The most satisfying twists are the ones that were hiding unnoticed under our noses the whole time. Twists that come out of nowhere can be okay too, but twists that come out of a place we were explicitly told not to look, those feel like a cheat.
***End Ex Machina spoilers***
Saw II pulls almost exactly the same gambit.
***Saw II spoilers ahead***
The premise of Saw II is that Detective Matthews and a full S.W.A.T team have John Kramer (a.k.a “Jigsaw”) cornered in his lair while one of Jigsaw's deadly games plays out, with Matthews’ son stuck inside it. The twist is that the game has already finished, the monitors in the lair are showing a recording, and that Matthews’ son was being protected throughout the game by a Jigsaw accomplice and is now inside a time-delay safe that will open and reunite him safely with his father, if Matthews can only wait around that long without doing anything rash.

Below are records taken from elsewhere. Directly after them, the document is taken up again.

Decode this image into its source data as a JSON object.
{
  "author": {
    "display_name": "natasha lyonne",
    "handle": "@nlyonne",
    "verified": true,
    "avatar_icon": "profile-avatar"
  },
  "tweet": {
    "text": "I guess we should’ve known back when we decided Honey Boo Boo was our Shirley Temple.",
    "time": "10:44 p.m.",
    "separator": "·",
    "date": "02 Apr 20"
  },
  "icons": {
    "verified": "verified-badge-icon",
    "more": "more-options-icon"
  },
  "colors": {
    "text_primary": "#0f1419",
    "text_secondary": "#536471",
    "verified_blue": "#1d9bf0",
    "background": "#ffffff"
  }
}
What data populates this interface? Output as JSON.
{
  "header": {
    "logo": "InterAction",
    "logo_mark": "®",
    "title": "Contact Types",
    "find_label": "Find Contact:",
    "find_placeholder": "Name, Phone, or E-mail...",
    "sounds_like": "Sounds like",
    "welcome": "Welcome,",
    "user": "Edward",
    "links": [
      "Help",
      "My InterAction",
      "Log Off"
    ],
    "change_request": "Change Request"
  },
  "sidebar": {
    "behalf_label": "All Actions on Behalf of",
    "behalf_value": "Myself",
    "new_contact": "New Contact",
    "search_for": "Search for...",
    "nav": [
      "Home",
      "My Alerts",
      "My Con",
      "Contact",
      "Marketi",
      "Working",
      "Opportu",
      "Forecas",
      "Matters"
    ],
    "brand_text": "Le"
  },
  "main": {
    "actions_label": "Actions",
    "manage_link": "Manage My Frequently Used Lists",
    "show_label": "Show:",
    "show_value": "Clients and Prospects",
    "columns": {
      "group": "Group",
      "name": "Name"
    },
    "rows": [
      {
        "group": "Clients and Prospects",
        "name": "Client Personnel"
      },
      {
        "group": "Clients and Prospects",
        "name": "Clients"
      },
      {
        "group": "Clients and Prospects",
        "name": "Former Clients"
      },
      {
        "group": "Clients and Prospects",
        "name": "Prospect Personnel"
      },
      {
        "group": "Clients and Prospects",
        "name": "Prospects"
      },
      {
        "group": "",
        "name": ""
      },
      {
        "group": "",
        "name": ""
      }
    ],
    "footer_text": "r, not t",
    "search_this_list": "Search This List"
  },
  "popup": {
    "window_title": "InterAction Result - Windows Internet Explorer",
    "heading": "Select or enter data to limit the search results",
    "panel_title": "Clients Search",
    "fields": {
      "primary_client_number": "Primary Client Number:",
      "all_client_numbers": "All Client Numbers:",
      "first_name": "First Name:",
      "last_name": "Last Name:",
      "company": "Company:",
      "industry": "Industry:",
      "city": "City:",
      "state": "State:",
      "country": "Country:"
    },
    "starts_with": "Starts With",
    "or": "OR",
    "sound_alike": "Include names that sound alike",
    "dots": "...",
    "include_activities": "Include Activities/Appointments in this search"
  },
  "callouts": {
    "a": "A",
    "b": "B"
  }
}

It’s my personal favorite of all the obligatory Saw twists, enough so that it actually topped my list of favorite underrated twist endings.

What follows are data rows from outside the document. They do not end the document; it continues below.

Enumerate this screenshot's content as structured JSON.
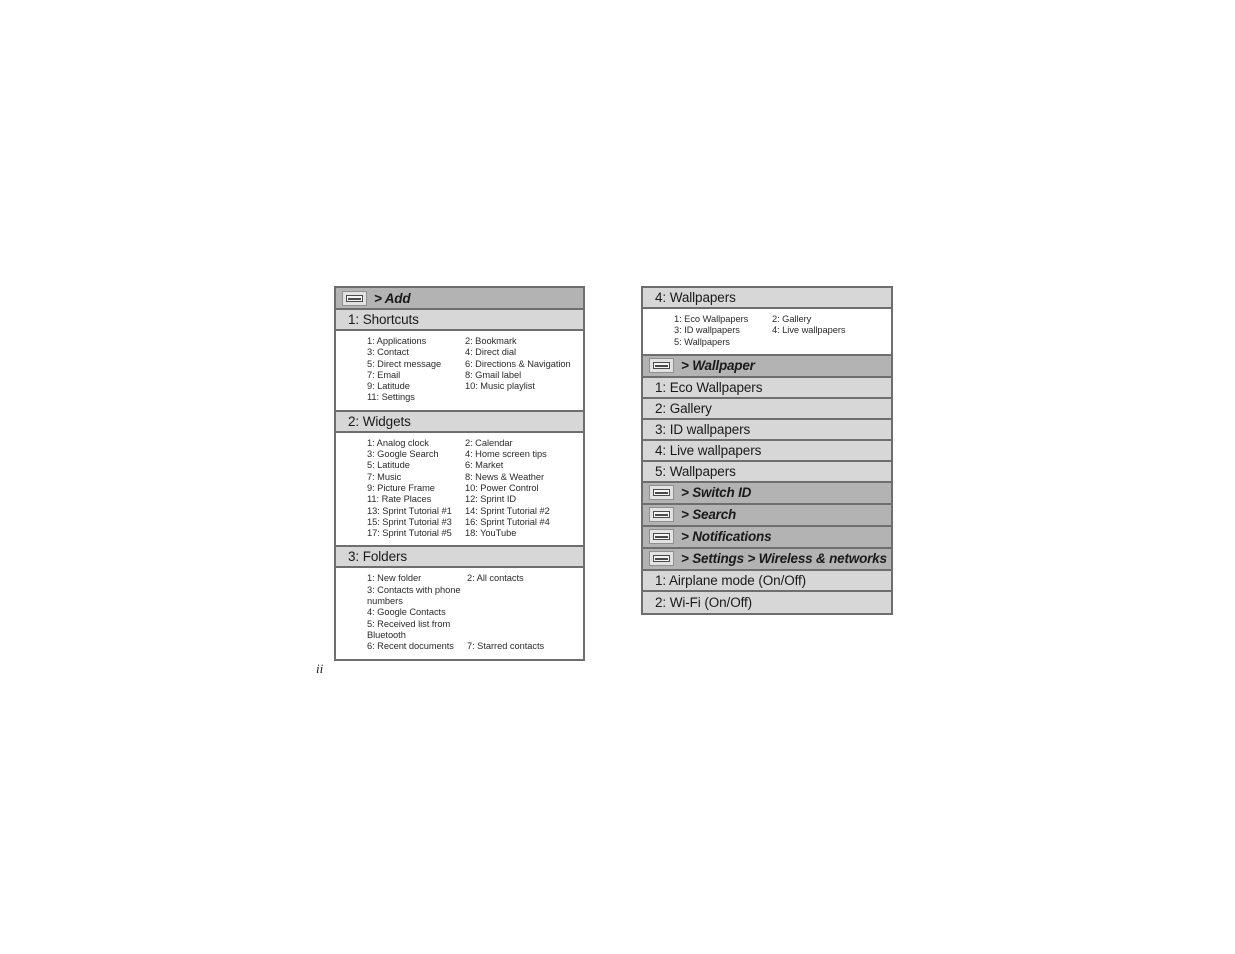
{
  "page": {
    "folio": "ii"
  },
  "icons": {
    "menu_key": "menu-key-icon"
  },
  "left_table": {
    "name": "add-menu-map",
    "rows": [
      {
        "type": "key",
        "label": "> Add"
      },
      {
        "type": "section",
        "label": "1: Shortcuts"
      },
      {
        "type": "body",
        "items": [
          [
            "1: Applications",
            "2: Bookmark"
          ],
          [
            "3: Contact",
            "4: Direct dial"
          ],
          [
            "5: Direct message",
            "6: Directions & Navigation"
          ],
          [
            "7: Email",
            "8: Gmail label"
          ],
          [
            "9: Latitude",
            "10: Music playlist"
          ],
          [
            "11: Settings",
            ""
          ]
        ]
      },
      {
        "type": "section",
        "label": "2: Widgets"
      },
      {
        "type": "body",
        "items": [
          [
            "1: Analog clock",
            "2: Calendar"
          ],
          [
            "3: Google Search",
            "4: Home screen tips"
          ],
          [
            "5: Latitude",
            "6: Market"
          ],
          [
            "7: Music",
            "8: News & Weather"
          ],
          [
            "9: Picture Frame",
            "10: Power Control"
          ],
          [
            "11: Rate Places",
            "12: Sprint ID"
          ],
          [
            "13: Sprint Tutorial #1",
            "14: Sprint Tutorial #2"
          ],
          [
            "15: Sprint Tutorial #3",
            "16: Sprint Tutorial #4"
          ],
          [
            "17: Sprint Tutorial #5",
            "18: YouTube"
          ]
        ]
      },
      {
        "type": "section",
        "label": "3: Folders"
      },
      {
        "type": "body",
        "variant": "folders",
        "items": [
          [
            "1: New folder",
            "2: All contacts"
          ],
          [
            "3: Contacts with phone numbers",
            ""
          ],
          [
            "4: Google Contacts",
            ""
          ],
          [
            "5: Received list from Bluetooth",
            ""
          ],
          [
            "6: Recent documents",
            "7: Starred contacts"
          ]
        ]
      }
    ]
  },
  "right_table": {
    "name": "wallpaper-menu-map",
    "rows": [
      {
        "type": "section",
        "label": "4: Wallpapers"
      },
      {
        "type": "body",
        "items": [
          [
            "1: Eco Wallpapers",
            "2: Gallery"
          ],
          [
            "3: ID wallpapers",
            "4: Live wallpapers"
          ],
          [
            "5: Wallpapers",
            ""
          ]
        ]
      },
      {
        "type": "key",
        "label": "> Wallpaper"
      },
      {
        "type": "section",
        "label": "1: Eco Wallpapers"
      },
      {
        "type": "section",
        "label": "2: Gallery"
      },
      {
        "type": "section",
        "label": "3: ID wallpapers"
      },
      {
        "type": "section",
        "label": "4: Live wallpapers"
      },
      {
        "type": "section",
        "label": "5: Wallpapers"
      },
      {
        "type": "key",
        "label": "> Switch ID"
      },
      {
        "type": "key",
        "label": "> Search"
      },
      {
        "type": "key",
        "label": "> Notifications"
      },
      {
        "type": "key",
        "label": "> Settings > Wireless & networks"
      },
      {
        "type": "section",
        "label": "1: Airplane mode (On/Off)"
      },
      {
        "type": "section",
        "label": "2: Wi-Fi (On/Off)"
      }
    ]
  },
  "colors": {
    "key_row_bg": "#b3b3b3",
    "section_row_bg": "#d7d7d7",
    "body_bg": "#ffffff",
    "border": "#6e6e6e",
    "text": "#1a1a1a",
    "sub_text": "#2b2b2b"
  }
}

There’s just one teeny little line you have to ignore, or it ruins everything.
Jigsaw is referring to the sarin gas that kills the losers of the game, and he’s explicitly stating that this will happen to Matthews’ son in the near future, as if the game is still in progress.
All the other cryptic gibberish Jigsaw feeds Matthews throughout the movie makes sense in retrospect, knowing that the sarin game is over and Matthews’ own game only requires him to sit still while the timer runs down, but this one line has no alternate interpretation that works that way.
It’s just a flat-out lie.
***End Saw II spoilers***
The Ex Machina and Saw II offenses can be somewhat defended by the fact that Nathan and Jigsaw are both untrustworthy characters. They damage the sanctity of their own experiments by lying to their subjects the way they do, which doesn’t seem to mesh with their motivations, but they’re imperfect, not entirely sane people. Jigsaw’s even dying of a brain tumor. It can be rationalized that they’d make a few mistakes and occasionally fail in adhering to the scientific method.

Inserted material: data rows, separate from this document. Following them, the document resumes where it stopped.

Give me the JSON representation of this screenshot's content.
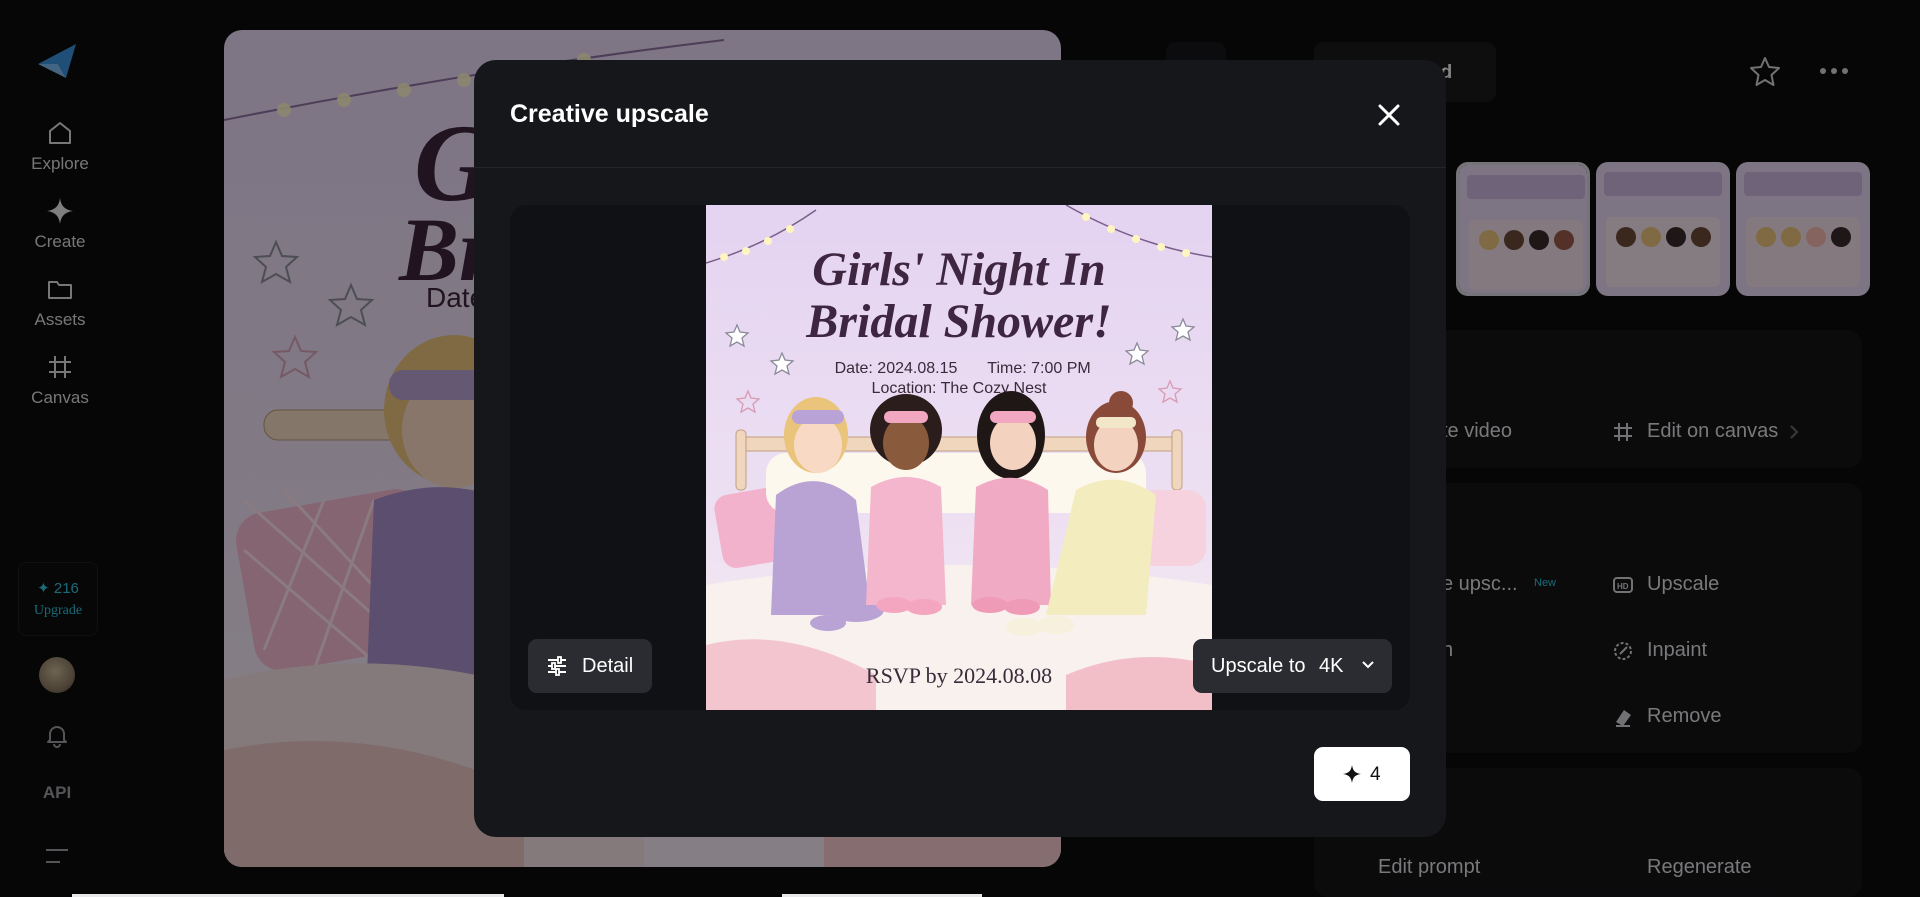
{
  "sidebar": {
    "items": [
      {
        "label": "Explore",
        "icon": "home-icon"
      },
      {
        "label": "Create",
        "icon": "sparkle-icon"
      },
      {
        "label": "Assets",
        "icon": "folder-icon"
      },
      {
        "label": "Canvas",
        "icon": "canvas-icon"
      }
    ],
    "credits": "✦ 216",
    "upgrade": "Upgrade",
    "api": "API"
  },
  "invite": {
    "title_line1": "Girls' Night In",
    "title_line2": "Bridal Shower!",
    "date": "Date: 2024.08.15",
    "time": "Time: 7:00 PM",
    "location": "Location: The Cozy Nest",
    "rsvp": "RSVP by 2024.08.08",
    "bg_title_fragment_1": "Gi",
    "bg_title_fragment_2": "Br",
    "bg_date_fragment": "Date"
  },
  "right_panel": {
    "download_label": "ad",
    "create_video_label": "te video",
    "edit_canvas_label": "Edit on canvas",
    "creative_upscale_label": "e upsc...",
    "new_badge": "New",
    "upscale_label": "Upscale",
    "n_label": "n",
    "inpaint_label": "Inpaint",
    "remove_label": "Remove",
    "edit_prompt_label": "Edit prompt",
    "regenerate_label": "Regenerate"
  },
  "modal": {
    "title": "Creative upscale",
    "detail_label": "Detail",
    "upscale_to_label": "Upscale to",
    "upscale_value": "4K",
    "cost": "4"
  },
  "colors": {
    "accent_cyan": "#2fc4d8",
    "invite_lavender": "#e4d4f0",
    "title_plum": "#4a2a4a"
  }
}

What can’t be excused is when the story lies directly to the audience, without a fallible character as an intermediary.
Your turn, My Bloody Valentine 3D.
This one’s simple. It’s a whodunit slasher movie with a shrinking cast of suspects. Classic! Let’s all try to guess who the killer is before our friends can!
Wait a minute, let’s not.
There’s really no point, not when the culprit, Tom, is effectively absolved not too long into the movie by being locked in a cage while more killing happens outside his reach.
It’s a killer-with-multiple-personalities twist, so some moments can be explained away as an unreliable narrator. Tom interacting with the masked killer, for example, is written off as a hallucination, but this doesn’t work on the cage scene.
The cage is not a hallucination. The pickaxe that the the killer uses to bend the door, trapping Tom inside, is not a hallucination. The big reveal montage showing how everything was done has Tom using the pickaxe to bend the cage shut from the inside, but… Annie, would you like to field this one?
You’re the best, Annie. Please don’t hurt me.
We enter into fiction expecting to be misled and misdirected a little, sometimes more artfully than others. When we go to a movie called My Bloody Valentine 3D, we should probably expect tricks as tacky as a parachute under Rocketman’s seat. But we always deserve better than the Cock-a-Doodie lie.
It means the difference between a cheap, cheesy good time and the joyless futility of playing a guessing game with Chris Griffin.
Meg: Is it kitty?
Chris: GET OUT OF MY HEAD!
Hey, audience! Guess who the killer is. And it's not Tom.
It's Tom! Betcha didn't see that one coming, did you?
I don’t want to play anymore, do you?